Just like Christian theology recognizes in Christ using death to conquer death, so too does he use our fallen human mechanism to build community to conquer the mechanism itself and redeem our desires. However, it took God’s revelation of the innocence of the victim to upend the mechanism itself. Christ became the scapegoat in order to become the model. Our desires should be determined by him. We want what Jesus wanted, which was to become a sacrifice of love.
During Holy Week, we see the cycle played out in its purified form. Not only do we have the juxtaposition of Bar-abbas, which directly translates to “son of the father,” and Jesus, the true Son of the Father, but we also have direct scapegoat language used by Caiaphas, who said “consider that it is better for you that one man should die instead of the people, so that the whole nation may not perish” (John 11:50). This is what every practitioner of the scapegoat mechanism has said or implied since, according to Girard, the beginning of human civilization.
We are all tempted to use the scapegoat mechanism. But because we are all “in Christ” (Ephesians 1:12) and members of “his body, the Church” (Ephesians 1:23), we must put ourselves in that same courageous place for the sake of others. This cruciformity of Christ’s Body, the Church, is the only thing that will break the cycle of blame in communities and bring the world closer to Christ.
Not only is there evidence of God’s vindication of Jesus by his Resurrection, but because of his willingness to take on the scapegoat’s burden his Resurrection shows that the mechanism is powerless to God’s will. God’s will, in raising Jesus from the dead, superseded the very human reality of the scapegoat. Just as we first participate in Christ’s Mystical Body in his crucifixion, we too will participate in this same vindication in the general resurrection. This will complete the breaking of the scapegoat cycle as humanity will no longer need, or even desire, scapegoats for the survival of the community. Their community, their comm-union, will now be found in Christ.

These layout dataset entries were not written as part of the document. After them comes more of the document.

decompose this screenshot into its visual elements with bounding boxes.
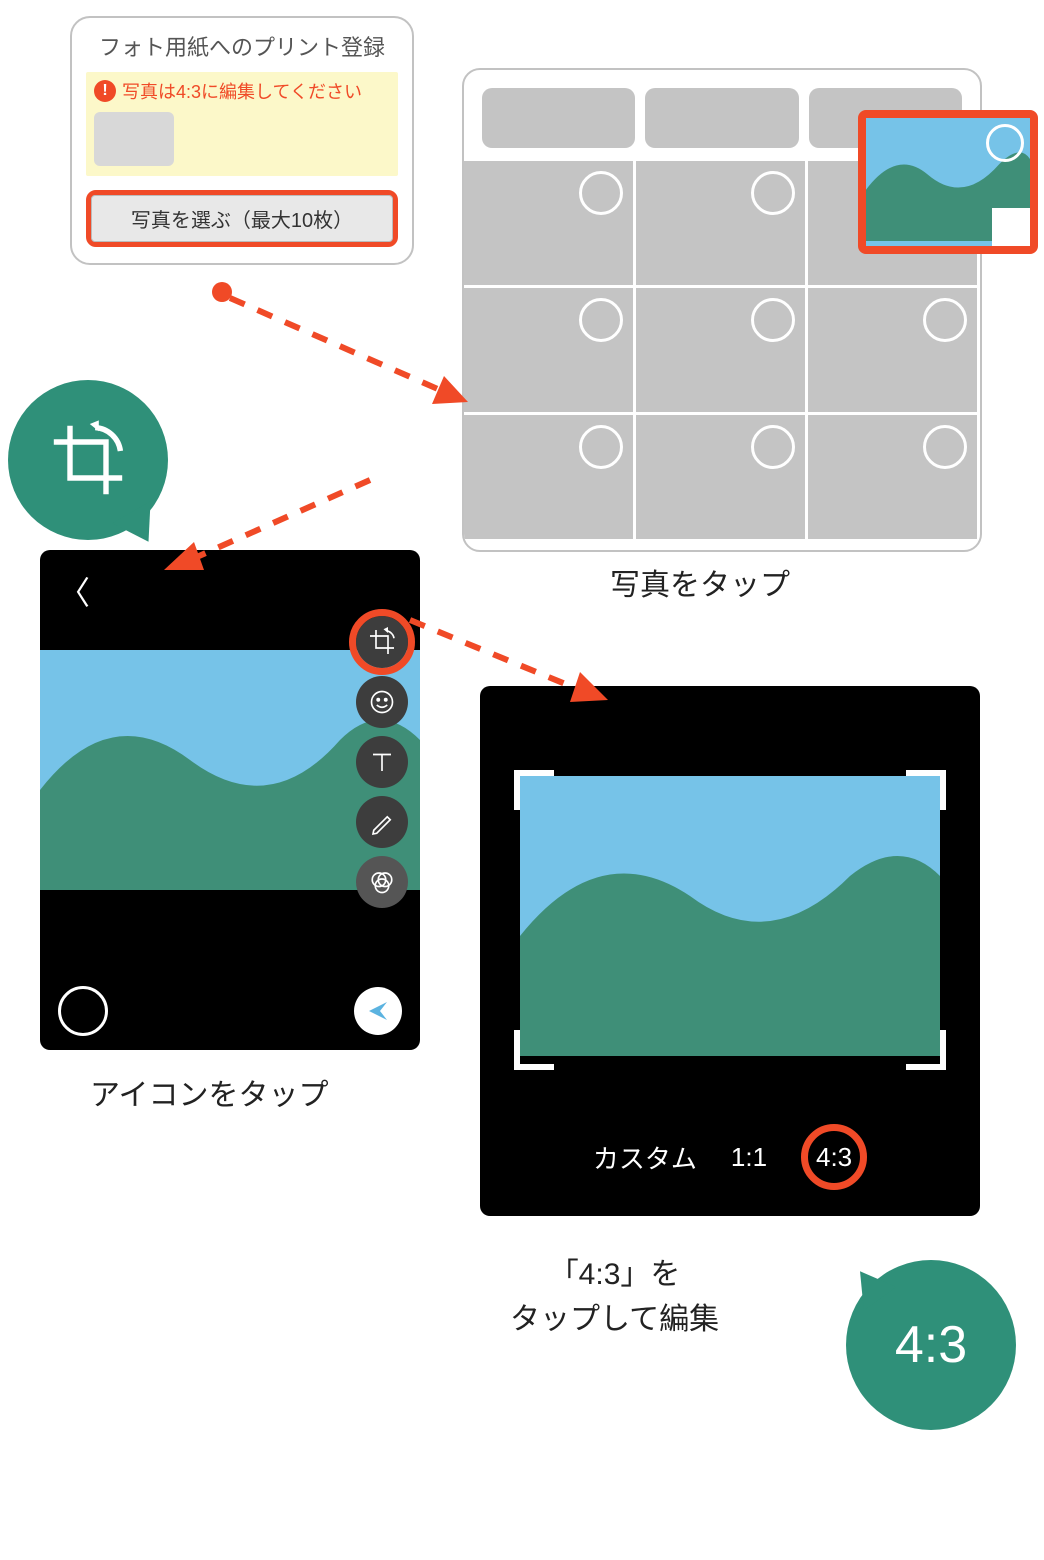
crop-handle-icon[interactable]	[514, 770, 554, 810]
ratio-option-1-1[interactable]: 1:1	[731, 1142, 767, 1173]
print-register-dialog: フォト用紙へのプリント登録 ! 写真は4:3に編集してください 写真を選ぶ（最大…	[70, 16, 414, 265]
photo-cell[interactable]	[464, 285, 636, 412]
select-ring-icon	[579, 171, 623, 215]
back-icon[interactable]: 〈	[58, 568, 90, 614]
crop-handle-icon[interactable]	[906, 1030, 946, 1070]
photo-cell[interactable]	[636, 412, 808, 539]
ratio-bubble-text: 4:3	[895, 1315, 967, 1375]
select-ring-icon	[923, 425, 967, 469]
picker-tab[interactable]	[482, 88, 635, 148]
photo-cell[interactable]	[808, 412, 980, 539]
alert-icon: !	[94, 80, 116, 102]
flow-arrow-icon	[210, 280, 480, 420]
thumbnail-placeholder	[94, 112, 174, 166]
select-photos-highlight: 写真を選ぶ（最大10枚）	[86, 190, 398, 247]
select-ring-icon	[751, 425, 795, 469]
crop-caption: 「4:3」を タップして編集	[510, 1252, 719, 1342]
crop-handle-icon[interactable]	[514, 1030, 554, 1070]
picker-caption: 写真をタップ	[610, 560, 790, 604]
select-ring-icon	[986, 124, 1024, 162]
photo-cell[interactable]	[808, 285, 980, 412]
select-ring-icon	[923, 298, 967, 342]
filter-tool-button[interactable]	[356, 856, 408, 908]
selected-photo-highlight[interactable]	[858, 110, 1038, 254]
picker-tab[interactable]	[645, 88, 798, 148]
select-ring-icon	[751, 171, 795, 215]
sticker-tool-button[interactable]	[356, 676, 408, 728]
photo-editor: 〈	[40, 550, 420, 1050]
photo-cell[interactable]	[464, 158, 636, 285]
text-tool-button[interactable]	[356, 736, 408, 788]
photo-cell[interactable]	[636, 285, 808, 412]
crop-callout-bubble	[8, 380, 168, 540]
photo-landscape-icon	[520, 776, 940, 1056]
warning-text: 写真は4:3に編集してください	[122, 78, 362, 104]
crop-tool-button[interactable]	[356, 616, 408, 668]
warning-box: ! 写真は4:3に編集してください	[86, 72, 398, 176]
crop-handle-icon[interactable]	[906, 770, 946, 810]
select-ring-icon	[579, 425, 623, 469]
editor-caption: アイコンをタップ	[90, 1070, 329, 1114]
photo-cell[interactable]	[464, 412, 636, 539]
select-ring-icon	[751, 298, 795, 342]
ratio-option-custom[interactable]: カスタム	[593, 1139, 697, 1176]
select-photos-button[interactable]: 写真を選ぶ（最大10枚）	[91, 195, 393, 242]
draw-tool-button[interactable]	[356, 796, 408, 848]
select-ring-icon	[579, 298, 623, 342]
send-button[interactable]	[354, 987, 402, 1035]
crop-preview[interactable]	[520, 776, 940, 1056]
crop-editor: カスタム 1:1 4:3	[480, 686, 980, 1216]
record-button[interactable]	[58, 986, 108, 1036]
ratio-option-4-3[interactable]: 4:3	[801, 1124, 867, 1190]
dialog-title: フォト用紙へのプリント登録	[72, 18, 412, 66]
ratio-callout-bubble: 4:3	[846, 1260, 1016, 1430]
crop-icon	[43, 415, 133, 505]
photo-cell[interactable]	[636, 158, 808, 285]
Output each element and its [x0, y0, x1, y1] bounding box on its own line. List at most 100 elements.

Christianity is not a program to build our stoic muscles, but a recognition of our need to break free from the cycle of sin and the means to do so by for conformity to Christ, especially His Cross. This conformity must include our desires. Uniting ourselves to Christ means uniting ourselves to the Cross. It means becoming the scapegoat in order to show the injustice of scapegoating. This might mean losing- a lot. This might even mean losing something truly important to us, but with Philippians 3:8, even in this loss, it so we may gain Christ.